Mal estendeu a carta novamente que um dos frades lhe tomou rapidamente o papel, analisando-o cuidadosamente sem abrir o selo, passando então de irmão a irmão com todos observando desconfiados para o manuscrito. Apesar das claras diferenças de fisionomias e idades entre eles, Friedrich tinha a impressão de estar diante de diversas cópias de uma mesma pessoa. Todos possuíam a cabeça parcialmente raspada e vestiam as longas túnicas negras usando cordas como cintos. Alguns possuíam crucifixos de madeira no pescoço, terços atados ao cinto, outros se escondiam por dentro do capuz, mas todos pareciam se comunicar de uma forma única em que o silêncio predominava, com baixos cochichos ou simplesmente gestos e olhares que pareciam responder muito mais que palavras.

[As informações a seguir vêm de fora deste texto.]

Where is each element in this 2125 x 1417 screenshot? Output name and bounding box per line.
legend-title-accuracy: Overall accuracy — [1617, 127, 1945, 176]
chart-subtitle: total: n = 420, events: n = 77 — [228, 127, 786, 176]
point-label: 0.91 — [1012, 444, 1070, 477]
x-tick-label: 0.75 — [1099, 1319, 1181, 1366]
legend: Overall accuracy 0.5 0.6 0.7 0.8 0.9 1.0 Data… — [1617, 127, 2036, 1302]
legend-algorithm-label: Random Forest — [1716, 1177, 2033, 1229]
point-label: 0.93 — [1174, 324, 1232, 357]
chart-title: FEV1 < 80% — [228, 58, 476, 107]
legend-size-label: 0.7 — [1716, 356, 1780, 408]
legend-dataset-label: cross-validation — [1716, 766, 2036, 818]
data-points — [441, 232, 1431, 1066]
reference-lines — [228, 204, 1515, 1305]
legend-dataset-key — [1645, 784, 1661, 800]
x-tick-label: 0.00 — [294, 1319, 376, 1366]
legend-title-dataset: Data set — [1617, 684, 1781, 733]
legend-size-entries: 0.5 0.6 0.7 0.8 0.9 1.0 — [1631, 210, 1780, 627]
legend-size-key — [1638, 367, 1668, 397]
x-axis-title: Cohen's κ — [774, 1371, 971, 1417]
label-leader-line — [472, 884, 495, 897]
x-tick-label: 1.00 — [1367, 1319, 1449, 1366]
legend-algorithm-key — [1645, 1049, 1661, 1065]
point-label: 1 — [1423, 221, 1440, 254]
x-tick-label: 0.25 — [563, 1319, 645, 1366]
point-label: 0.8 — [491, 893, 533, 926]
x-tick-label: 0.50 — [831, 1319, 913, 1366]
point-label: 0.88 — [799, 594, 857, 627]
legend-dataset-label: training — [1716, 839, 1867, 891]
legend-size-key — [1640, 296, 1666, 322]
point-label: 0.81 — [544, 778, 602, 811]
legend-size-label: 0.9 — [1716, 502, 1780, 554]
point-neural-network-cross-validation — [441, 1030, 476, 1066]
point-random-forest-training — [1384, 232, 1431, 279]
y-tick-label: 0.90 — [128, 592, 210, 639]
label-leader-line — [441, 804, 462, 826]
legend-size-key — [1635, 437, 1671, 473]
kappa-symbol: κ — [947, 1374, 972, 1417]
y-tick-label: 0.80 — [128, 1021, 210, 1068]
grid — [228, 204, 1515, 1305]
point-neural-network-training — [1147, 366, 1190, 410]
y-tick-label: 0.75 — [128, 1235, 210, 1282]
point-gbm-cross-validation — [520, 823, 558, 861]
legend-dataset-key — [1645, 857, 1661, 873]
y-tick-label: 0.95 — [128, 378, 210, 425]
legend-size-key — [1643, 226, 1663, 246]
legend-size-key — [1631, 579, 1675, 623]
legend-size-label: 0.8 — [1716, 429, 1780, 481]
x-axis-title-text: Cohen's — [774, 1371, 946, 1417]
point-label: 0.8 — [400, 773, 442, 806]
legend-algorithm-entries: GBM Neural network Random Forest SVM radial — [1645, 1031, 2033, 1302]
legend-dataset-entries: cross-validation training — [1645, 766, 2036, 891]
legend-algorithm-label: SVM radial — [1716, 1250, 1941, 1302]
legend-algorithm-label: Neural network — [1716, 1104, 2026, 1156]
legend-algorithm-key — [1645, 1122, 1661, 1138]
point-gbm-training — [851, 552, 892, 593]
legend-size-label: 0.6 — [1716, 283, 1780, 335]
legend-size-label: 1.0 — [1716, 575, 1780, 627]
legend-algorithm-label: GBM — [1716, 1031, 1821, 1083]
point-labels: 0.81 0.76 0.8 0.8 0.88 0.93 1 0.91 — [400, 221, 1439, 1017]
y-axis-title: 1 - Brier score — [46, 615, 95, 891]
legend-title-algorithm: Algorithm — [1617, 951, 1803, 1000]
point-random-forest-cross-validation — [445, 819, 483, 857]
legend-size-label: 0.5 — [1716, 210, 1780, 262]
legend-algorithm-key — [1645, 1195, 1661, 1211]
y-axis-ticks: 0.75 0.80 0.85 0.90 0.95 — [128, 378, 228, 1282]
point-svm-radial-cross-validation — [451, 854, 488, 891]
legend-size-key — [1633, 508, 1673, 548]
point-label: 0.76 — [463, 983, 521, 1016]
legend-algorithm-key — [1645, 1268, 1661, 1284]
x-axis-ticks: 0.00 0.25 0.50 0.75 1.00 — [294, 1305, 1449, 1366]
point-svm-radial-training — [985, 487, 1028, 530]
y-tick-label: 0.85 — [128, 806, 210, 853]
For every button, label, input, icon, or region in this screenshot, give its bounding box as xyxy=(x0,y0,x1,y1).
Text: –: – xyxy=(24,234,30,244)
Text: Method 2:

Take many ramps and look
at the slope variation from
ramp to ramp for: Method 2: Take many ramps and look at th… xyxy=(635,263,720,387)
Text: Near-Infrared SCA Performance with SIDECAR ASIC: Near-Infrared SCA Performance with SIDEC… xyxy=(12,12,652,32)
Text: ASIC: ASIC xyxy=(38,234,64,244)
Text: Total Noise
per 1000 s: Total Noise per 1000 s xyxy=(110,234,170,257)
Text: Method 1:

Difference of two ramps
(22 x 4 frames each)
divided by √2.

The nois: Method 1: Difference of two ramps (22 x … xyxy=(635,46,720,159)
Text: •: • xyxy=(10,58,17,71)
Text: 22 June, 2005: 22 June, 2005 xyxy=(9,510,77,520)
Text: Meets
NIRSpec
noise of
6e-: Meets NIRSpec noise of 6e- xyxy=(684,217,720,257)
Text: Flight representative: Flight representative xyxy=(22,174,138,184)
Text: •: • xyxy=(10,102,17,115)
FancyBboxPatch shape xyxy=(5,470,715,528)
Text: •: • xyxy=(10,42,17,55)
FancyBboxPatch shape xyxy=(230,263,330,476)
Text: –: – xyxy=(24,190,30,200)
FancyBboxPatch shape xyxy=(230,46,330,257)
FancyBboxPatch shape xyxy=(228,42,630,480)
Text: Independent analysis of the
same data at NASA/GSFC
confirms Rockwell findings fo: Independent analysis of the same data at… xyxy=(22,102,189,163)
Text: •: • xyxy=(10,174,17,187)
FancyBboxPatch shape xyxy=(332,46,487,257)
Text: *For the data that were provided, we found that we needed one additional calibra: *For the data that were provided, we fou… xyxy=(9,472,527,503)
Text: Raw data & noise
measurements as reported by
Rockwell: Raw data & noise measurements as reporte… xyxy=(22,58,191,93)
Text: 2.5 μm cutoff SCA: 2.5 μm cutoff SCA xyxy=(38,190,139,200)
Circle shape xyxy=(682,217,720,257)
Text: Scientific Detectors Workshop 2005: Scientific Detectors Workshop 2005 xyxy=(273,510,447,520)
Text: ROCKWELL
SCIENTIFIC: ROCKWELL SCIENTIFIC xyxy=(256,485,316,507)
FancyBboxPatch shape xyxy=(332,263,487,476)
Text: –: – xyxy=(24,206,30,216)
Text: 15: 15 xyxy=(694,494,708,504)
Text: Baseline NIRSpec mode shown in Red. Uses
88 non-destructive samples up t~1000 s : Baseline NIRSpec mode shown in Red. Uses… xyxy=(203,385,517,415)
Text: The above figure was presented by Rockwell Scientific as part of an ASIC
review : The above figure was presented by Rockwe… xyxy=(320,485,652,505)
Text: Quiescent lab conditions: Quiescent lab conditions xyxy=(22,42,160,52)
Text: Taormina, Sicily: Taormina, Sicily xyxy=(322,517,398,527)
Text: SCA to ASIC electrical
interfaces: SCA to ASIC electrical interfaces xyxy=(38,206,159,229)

Os frades começaram a andar em direção a um dos edifícios de pedras escuras com janelas altas e estreitas, sendo Friedrich levemente empurrado para que os seguisse. Mesmo o edifício possuindo a luz das janelas adentrando seu interior, a sensação que Friedrich possuía é de estarem debaixo da terra pela escuridão do lugar, passando por tantos corredores que se assemelhava a um labirinto. Parte dos monges que encontrara do lado de fora se dispersara e começando a confabularem entre si, sobrando em sua escolta o que pareciam ser os mais velhos do mosteiro a lhe guiarem e também o vigiarem com olhares silenciosos mas repletos de desconfiança. Mantinha os ombros encolhidos e olhava para o chão a maior parte do tempo, até lhe levarem dentro de uma única sala onde todos adentraram em conjunto.

Parecia alguma espécie de depósito, repleto de pergaminhos e cartazes desenhados em couro entulhados um em cima do outro, alguns artefatos religiosos em metais preciosos que trouxeram surpresa aos olhos do pobre garoto. Contudo havia uma larga mesa de madeira entalhada com a imagem de Cristo e os apóstolos, repousando uma grande bíblia e mais uma porção de documentos, com um frasco de tinta e pena repousados num canto. Sentado em uma formosa cadeira de veludo carmim, o abade já parecia os esperar dado a serenidade na entrega da carta em suas mãos. Antes de abrir o lacre vermelho, o religioso segurou um óculos diante dos olhos já cansados pela idade, causando grande curiosidade no jovem que nunca havia se deparado com tamanha tecnologia.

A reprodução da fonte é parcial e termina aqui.